Women with dense breasts are often advised to have an ultrasound examination, in addition to a mammogram. Ultrasound typically picks up about 3 cases of cancer per 1,000 people whose cancer did not show up in mammograms.

Regulations Would Also Tighten Mammography Standards

The FDA’s proposed amendments would also modernize mammography quality standards and put the FDA in a better position to regulate and take action when violations are found.
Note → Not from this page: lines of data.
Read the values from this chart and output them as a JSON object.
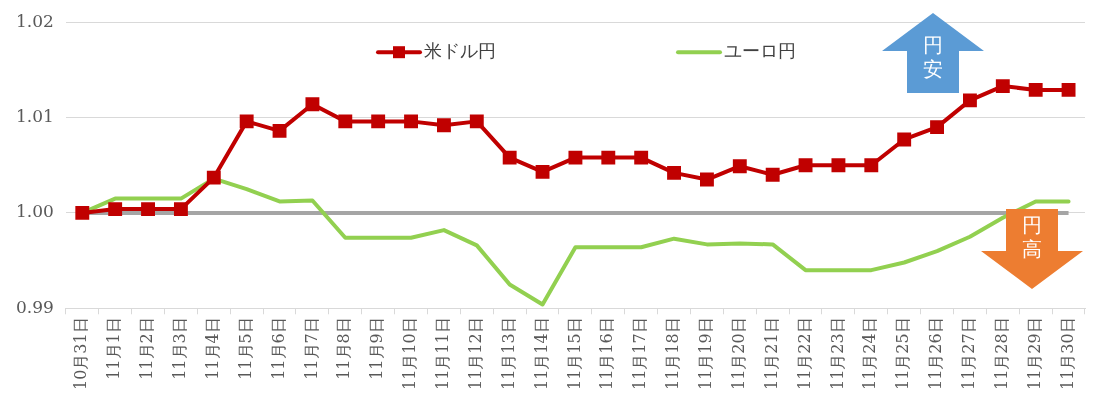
{
  "chart_data": {
    "type": "line",
    "categories": [
      "10月31日",
      "11月1日",
      "11月2日",
      "11月3日",
      "11月4日",
      "11月5日",
      "11月6日",
      "11月7日",
      "11月8日",
      "11月9日",
      "11月10日",
      "11月11日",
      "11月12日",
      "11月13日",
      "11月14日",
      "11月15日",
      "11月16日",
      "11月17日",
      "11月18日",
      "11月19日",
      "11月20日",
      "11月21日",
      "11月22日",
      "11月23日",
      "11月24日",
      "11月25日",
      "11月26日",
      "11月27日",
      "11月28日",
      "11月29日",
      "11月30日"
    ],
    "series": [
      {
        "name": "米ドル円",
        "color": "#c00000",
        "marker": "square",
        "values": [
          1.0,
          1.0004,
          1.0004,
          1.0004,
          1.0037,
          1.0096,
          1.0086,
          1.0114,
          1.0096,
          1.0096,
          1.0096,
          1.0092,
          1.0096,
          1.0058,
          1.0043,
          1.0058,
          1.0058,
          1.0058,
          1.0042,
          1.0035,
          1.0049,
          1.004,
          1.005,
          1.005,
          1.005,
          1.0077,
          1.009,
          1.0118,
          1.0133,
          1.0129,
          1.0129
        ]
      },
      {
        "name": "ユーロ円",
        "color": "#92d050",
        "marker": "none",
        "values": [
          1.0,
          1.0015,
          1.0015,
          1.0015,
          1.0036,
          1.0025,
          1.0012,
          1.0013,
          0.9974,
          0.9974,
          0.9974,
          0.9982,
          0.9966,
          0.9925,
          0.9904,
          0.9964,
          0.9964,
          0.9964,
          0.9973,
          0.9967,
          0.9968,
          0.9967,
          0.994,
          0.994,
          0.994,
          0.9948,
          0.996,
          0.9975,
          0.9995,
          1.0012,
          1.0012
        ]
      }
    ],
    "ylim": [
      0.99,
      1.02
    ],
    "yticks": [
      {
        "value": 0.99,
        "label": "0.99"
      },
      {
        "value": 1.0,
        "label": "1.00"
      },
      {
        "value": 1.01,
        "label": "1.01"
      },
      {
        "value": 1.02,
        "label": "1.02"
      }
    ],
    "ref_lines": [
      {
        "axis": "y",
        "value": 1.0,
        "color": "#a5a5a5"
      }
    ],
    "annotations": [
      "円安",
      "円高"
    ],
    "grid": "y",
    "legend": "top",
    "line_style": "solid"
  }
}
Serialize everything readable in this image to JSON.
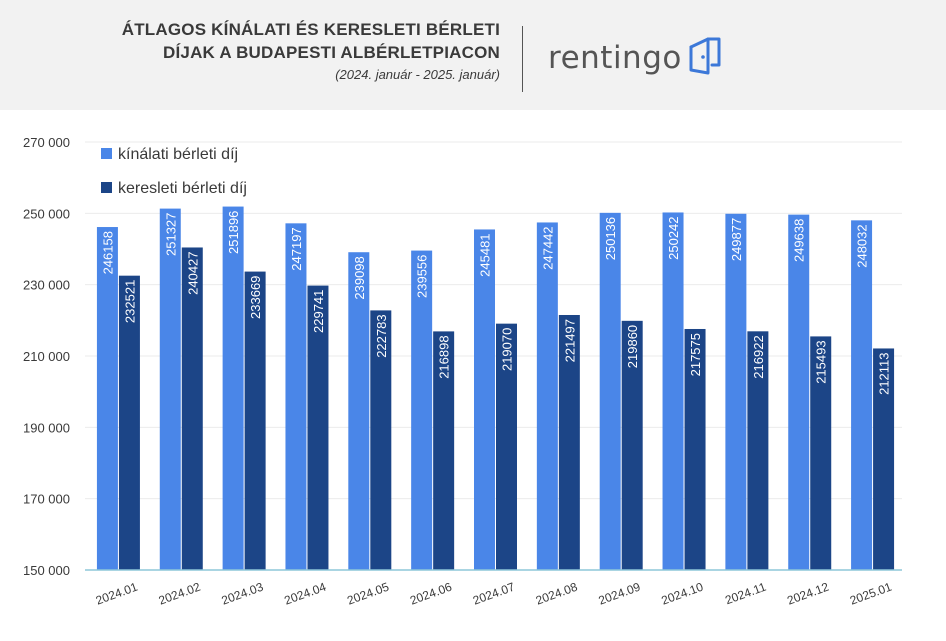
{
  "header": {
    "title_line1": "ÁTLAGOS KÍNÁLATI ÉS KERESLETI BÉRLETI",
    "title_line2": "DÍJAK A BUDAPESTI ALBÉRLETPIACON",
    "subtitle": "(2024. január - 2025. január)",
    "brand": "rentingo",
    "brand_icon": "door-icon"
  },
  "colors": {
    "offer": "#4A86E8",
    "demand": "#1C4587",
    "header_bg": "#f2f2f2",
    "axis_line": "#8dc7d8",
    "grid": "#ebebeb",
    "text": "#3a3a3a"
  },
  "chart_data": {
    "type": "bar",
    "categories": [
      "2024.01",
      "2024.02",
      "2024.03",
      "2024.04",
      "2024.05",
      "2024.06",
      "2024.07",
      "2024.08",
      "2024.09",
      "2024.10",
      "2024.11",
      "2024.12",
      "2025.01"
    ],
    "series": [
      {
        "name": "kínálati bérleti díj",
        "values": [
          246158,
          251327,
          251896,
          247197,
          239098,
          239556,
          245481,
          247442,
          250136,
          250242,
          249877,
          249638,
          248032
        ]
      },
      {
        "name": "keresleti bérleti díj",
        "values": [
          232521,
          240427,
          233669,
          229741,
          222783,
          216898,
          219070,
          221497,
          219860,
          217575,
          216922,
          215493,
          212113
        ]
      }
    ],
    "ylim": [
      150000,
      270000
    ],
    "yticks": [
      150000,
      170000,
      190000,
      210000,
      230000,
      250000,
      270000
    ],
    "ytick_labels": [
      "150 000",
      "170 000",
      "190 000",
      "210 000",
      "230 000",
      "250 000",
      "270 000"
    ],
    "grid": true,
    "legend_position": "top-left",
    "title": "",
    "xlabel": "",
    "ylabel": ""
  }
}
Some of these proposed changes include:

  • Giving the FDA explicit authority to notify patients and healthcare professionals when a mammography doesn’t meet quality standards
  • Requiring the mammography facilities use only components approved or cleared for mammography
  • Strengthening record-keeping to improve access to mammography records

The FDA believes the new rules can help prevent, detect, and treat breast cancer, said Amy Abernethy, MD, PhD, principal deputy commissioner for the FDA. “Helping to ensure patient access to information about the impact that breast density and other factors can have on the risk for developing breast cancer is an important part of a comprehensive breast health strategy,” she said in a statement.

The proposed rule will be published March 28, 2019, in the Federal Register, and then will be open 90 days for public comment.